I think your question is at the heart of their Doctrinal Conflict with the Kzer-Za. The Kohr-Ah were the warrior caste, so yes, they essentially viewed everyone else as inferior or insignificant, perhaps even their Kzer-Za brethren to a degree. The Kzer-Za wanted thralls and the Kohr-Ah did not, which was one of the core motivations of their civil war.

The idea of a marauding alien species is nothing new in science fiction, but I always thought the warped religious zealotry of the Kohr-Ah was a nice element that made them kind of unique and really intimidating simply because they seemed so cool and calm about their obvious psychosis, as though they'd really thought things through and decided that this was their best course of action. Who's to say you wouldn't feel the same way after a few thousand years of psychic enslavement?

I think the bits of conversation where the Kohr-Ah offer the genocide-suicide option was in the spirit of humor as most of the writing was, although I suppose if another race had accepted that offer they would by definition be thralls, but I'm not sure why it would be strange that no other race accepted; why help the Kohr-Ah in their genocide if they're ultimately going to destroy you for your efforts anyway?
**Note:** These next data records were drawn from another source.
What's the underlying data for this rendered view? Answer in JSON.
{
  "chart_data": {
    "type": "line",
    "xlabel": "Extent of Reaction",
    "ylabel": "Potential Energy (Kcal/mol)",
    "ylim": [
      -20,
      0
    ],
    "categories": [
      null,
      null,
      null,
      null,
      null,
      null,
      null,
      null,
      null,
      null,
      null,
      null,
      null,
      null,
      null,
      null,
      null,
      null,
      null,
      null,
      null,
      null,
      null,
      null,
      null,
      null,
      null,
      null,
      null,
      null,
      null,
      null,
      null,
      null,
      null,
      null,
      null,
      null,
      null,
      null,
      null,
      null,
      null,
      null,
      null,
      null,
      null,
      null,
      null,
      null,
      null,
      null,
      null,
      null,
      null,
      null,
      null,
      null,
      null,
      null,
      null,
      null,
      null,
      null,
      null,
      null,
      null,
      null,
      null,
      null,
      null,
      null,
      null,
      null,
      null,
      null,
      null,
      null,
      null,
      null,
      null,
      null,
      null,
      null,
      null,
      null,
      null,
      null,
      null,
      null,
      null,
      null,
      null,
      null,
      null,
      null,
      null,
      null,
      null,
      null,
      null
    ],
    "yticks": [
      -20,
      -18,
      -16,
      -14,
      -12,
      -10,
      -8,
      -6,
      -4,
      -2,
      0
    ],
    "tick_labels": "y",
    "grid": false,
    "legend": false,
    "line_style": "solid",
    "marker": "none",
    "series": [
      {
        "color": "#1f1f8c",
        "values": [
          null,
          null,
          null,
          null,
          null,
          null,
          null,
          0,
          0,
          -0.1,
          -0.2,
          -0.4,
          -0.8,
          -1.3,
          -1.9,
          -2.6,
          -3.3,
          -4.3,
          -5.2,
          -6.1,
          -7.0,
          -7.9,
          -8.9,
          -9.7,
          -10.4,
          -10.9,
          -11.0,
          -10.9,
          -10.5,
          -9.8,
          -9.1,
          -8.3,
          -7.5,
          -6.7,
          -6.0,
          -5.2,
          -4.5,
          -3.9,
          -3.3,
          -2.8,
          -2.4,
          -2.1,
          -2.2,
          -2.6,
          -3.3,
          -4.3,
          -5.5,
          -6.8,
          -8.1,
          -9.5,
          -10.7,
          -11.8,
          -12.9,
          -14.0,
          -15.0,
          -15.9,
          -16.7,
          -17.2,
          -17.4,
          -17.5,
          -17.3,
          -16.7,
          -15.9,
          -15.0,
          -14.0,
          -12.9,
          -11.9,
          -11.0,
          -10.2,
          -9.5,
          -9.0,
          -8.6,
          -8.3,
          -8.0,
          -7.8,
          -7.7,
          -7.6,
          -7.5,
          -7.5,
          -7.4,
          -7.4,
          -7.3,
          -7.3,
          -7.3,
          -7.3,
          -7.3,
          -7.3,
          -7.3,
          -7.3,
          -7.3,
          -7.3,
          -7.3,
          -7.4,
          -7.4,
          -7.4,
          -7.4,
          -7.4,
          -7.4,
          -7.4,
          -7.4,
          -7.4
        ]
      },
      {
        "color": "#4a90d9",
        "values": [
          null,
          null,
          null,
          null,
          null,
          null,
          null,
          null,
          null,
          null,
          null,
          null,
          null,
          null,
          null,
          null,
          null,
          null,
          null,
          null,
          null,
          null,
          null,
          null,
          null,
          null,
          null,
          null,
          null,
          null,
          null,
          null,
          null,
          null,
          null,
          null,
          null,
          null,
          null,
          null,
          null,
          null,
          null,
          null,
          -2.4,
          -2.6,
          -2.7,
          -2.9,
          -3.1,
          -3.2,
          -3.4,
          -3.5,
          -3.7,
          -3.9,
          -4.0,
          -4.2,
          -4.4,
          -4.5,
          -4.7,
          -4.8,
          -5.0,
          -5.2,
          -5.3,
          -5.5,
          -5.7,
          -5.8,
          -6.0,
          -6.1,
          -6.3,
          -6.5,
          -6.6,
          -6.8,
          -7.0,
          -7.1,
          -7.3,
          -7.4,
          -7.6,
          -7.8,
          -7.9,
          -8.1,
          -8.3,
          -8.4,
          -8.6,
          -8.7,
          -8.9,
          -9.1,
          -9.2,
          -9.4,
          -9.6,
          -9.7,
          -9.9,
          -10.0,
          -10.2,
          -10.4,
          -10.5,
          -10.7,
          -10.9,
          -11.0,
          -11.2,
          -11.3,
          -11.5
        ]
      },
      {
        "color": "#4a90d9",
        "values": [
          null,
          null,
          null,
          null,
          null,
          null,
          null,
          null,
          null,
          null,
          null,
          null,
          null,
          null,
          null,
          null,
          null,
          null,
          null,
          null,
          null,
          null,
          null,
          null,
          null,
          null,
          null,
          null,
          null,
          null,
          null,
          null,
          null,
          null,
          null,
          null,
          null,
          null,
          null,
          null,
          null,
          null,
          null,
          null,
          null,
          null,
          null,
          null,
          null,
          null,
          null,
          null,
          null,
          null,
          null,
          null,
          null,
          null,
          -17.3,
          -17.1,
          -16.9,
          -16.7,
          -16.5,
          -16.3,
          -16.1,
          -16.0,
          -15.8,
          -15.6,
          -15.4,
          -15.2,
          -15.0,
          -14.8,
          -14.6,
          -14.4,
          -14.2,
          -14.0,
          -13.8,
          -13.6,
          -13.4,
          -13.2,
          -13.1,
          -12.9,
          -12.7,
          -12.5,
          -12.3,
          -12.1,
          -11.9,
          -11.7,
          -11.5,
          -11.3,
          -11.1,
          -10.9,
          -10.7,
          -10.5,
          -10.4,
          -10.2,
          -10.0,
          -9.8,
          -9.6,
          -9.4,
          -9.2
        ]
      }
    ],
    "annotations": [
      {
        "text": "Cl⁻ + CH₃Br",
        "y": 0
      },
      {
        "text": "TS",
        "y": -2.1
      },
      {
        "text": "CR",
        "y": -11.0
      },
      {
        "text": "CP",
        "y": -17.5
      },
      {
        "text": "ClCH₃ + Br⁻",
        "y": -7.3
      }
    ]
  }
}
Might as well go down fighting them rather than someone else.

Reply #2 Top

Indeed individuals, in such alliances, in Hunger Games and Battle Royale somehow did not create contingency plans for when only one alliance remains. Perhaps they still hoped the rules could still change.

"why help the Kohr-Ah in their genocide if they're ultimately going to destroy you for your efforts anyway? Might as well go down fighting them rather than someone else."
Answer: In both World Wars, superior officers would shoot troops refusing to attack their enemy. If what you said was true, then troops that faced impossible odds would rather have shot their own officers. Which on occasion may have happened, but I doubt the propaganda campaign would let out such information.

But yes the Kohr-Ah having Battle Thralls would contradict that they have no use for what they deem inferior races:

Captain: What if we promise to be your slaves? Will you let us live then?

Kohr-Ah: The ignominy of slaving we leave to our Kzer-Za cousins.
We have no need for inferiors as servants.

Kohr-Ah are also content with death and believe in reincarnation, so casualty count on their own side doesn't worry them.

I would get the genocide-suicide black humor, if they offered the other race to commit suicide as the only alternative to Kohr-Ah killing them instead. Humane irony.